Zille set to take Public Protector to court over 'unlawful' report
Cape Town - Premier Helen Zille is likely to take Public Protector Busisiwe Mkhwebane to court after she found that Zille’s controversial tweet about “colonialism not being only negative” violated her ethics code and was inconsistent with the high office she holds.
Mkhwebane has directed the Speaker of the Western Cape Legislature, Sharna Fernandez, to take action against Zille within 30 days.
“Taking into account the negative responses to the premier’s tweet, the statements were not consistent with the integrity of her office and position,” Mkhwebane said in Pretoria.
Zille’s spokesperson, Michael Mpofu, said: “The premier has not received the actual report, outlining the reasons for this finding. However, from what has been announced on television, the premier is likely to take this report on judicial review. The premier has already advised the public protector that, in her view, such a finding would be unlawful and irrational.”
Mkhwebane said the freedom of expression guaranteed in Section 16 of the constitution was not created to allow anyone, particularly people of high positions, to make such statements.
She also pointed out that certain sections of the constitution were enacted to curb such statements.
“Taking into account the negative responses to the premier’s tweet, the statements were not consistent with the integrity of her office and position. The negative responses to the tweet imply that divisions of the past are still not healed,” she said.
She also said a response by Premier Zille was received on March 15.
“She indicated that my conclusion that her tweets gave rise to the constitutional and statutory infringements will amount to and represent an ‘arbitrary and irrational decision’ which will not withstand judicial review (and) scrutiny.”
In her report, Mkhwebane said the allegation that Zille’s tweets violated the provisions of the code were substantiated.
“It cannot be said that the premier’s tweet sought to show concern and respect for those who were victims of apartheid and colonialism. The premier subsequently apologised for any harm perceived by any alternative interpretation of the tweet.

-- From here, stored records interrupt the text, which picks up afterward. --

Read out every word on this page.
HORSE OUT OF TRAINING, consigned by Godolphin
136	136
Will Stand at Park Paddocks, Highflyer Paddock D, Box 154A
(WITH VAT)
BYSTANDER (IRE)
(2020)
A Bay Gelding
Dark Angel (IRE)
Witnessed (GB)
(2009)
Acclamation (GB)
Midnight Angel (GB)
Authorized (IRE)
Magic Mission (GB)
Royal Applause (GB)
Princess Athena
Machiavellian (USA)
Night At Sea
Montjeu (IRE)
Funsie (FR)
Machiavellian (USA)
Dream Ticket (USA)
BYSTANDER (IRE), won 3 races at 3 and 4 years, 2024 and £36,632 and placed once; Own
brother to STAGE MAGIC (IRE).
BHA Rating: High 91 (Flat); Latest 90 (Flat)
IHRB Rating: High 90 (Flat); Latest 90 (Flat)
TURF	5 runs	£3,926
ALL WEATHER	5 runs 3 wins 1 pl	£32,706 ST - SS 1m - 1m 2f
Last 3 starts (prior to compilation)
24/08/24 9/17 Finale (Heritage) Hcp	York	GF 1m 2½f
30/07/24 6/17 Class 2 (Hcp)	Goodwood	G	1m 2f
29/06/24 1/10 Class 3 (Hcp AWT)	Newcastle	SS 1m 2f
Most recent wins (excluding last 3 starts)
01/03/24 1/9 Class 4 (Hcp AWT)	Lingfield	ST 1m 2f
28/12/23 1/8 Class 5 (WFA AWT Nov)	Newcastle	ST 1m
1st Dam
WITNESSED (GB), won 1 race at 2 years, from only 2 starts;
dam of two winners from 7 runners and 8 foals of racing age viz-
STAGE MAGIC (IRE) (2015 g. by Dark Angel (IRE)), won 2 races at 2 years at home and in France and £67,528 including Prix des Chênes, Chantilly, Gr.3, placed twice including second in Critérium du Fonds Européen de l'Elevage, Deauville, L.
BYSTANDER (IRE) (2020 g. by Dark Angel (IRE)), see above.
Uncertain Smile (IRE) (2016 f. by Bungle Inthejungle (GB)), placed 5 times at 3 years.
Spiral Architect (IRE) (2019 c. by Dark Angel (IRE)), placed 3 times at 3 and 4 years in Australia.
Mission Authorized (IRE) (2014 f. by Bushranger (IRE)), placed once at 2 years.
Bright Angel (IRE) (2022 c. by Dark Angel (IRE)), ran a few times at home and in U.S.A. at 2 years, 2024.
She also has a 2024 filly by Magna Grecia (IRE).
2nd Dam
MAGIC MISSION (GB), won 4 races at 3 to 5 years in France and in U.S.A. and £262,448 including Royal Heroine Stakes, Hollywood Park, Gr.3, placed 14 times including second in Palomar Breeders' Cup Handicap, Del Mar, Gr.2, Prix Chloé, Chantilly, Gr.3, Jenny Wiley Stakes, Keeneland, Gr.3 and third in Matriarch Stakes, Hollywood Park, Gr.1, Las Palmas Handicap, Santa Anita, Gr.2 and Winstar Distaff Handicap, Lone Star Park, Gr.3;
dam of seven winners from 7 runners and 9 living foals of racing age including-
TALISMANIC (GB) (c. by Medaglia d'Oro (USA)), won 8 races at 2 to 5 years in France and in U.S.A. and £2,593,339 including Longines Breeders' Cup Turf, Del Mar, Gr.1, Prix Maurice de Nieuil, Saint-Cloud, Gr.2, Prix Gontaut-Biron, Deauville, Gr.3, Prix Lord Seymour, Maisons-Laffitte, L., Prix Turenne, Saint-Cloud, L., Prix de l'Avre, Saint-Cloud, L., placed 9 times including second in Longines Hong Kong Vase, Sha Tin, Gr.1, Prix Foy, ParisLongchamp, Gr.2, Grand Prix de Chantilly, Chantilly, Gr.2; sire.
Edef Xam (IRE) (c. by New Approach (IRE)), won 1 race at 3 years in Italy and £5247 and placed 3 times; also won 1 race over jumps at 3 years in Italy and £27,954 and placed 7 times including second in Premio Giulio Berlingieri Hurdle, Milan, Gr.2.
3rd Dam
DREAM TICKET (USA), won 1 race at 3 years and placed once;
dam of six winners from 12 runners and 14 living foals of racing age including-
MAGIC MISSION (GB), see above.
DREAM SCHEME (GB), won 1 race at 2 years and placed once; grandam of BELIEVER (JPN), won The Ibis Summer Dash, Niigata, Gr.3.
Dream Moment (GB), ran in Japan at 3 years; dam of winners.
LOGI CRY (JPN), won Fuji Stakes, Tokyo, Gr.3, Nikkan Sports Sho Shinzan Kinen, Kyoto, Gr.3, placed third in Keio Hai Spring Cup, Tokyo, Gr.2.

Her apology can be interpreted as recognition of the negative impact the tweet had on the dignity of a section of the South African population,” she said.
“Although the tweet could have been made in the context of the premier’s right to freedom of expression as provided in Section 16 of the constitution and in good faith, it was however, offensive and insensitive to a section of the South African population which regarded it as reopening a lot of pain and suffering to the victims of apartheid and colonialism,” Mkhwebane said.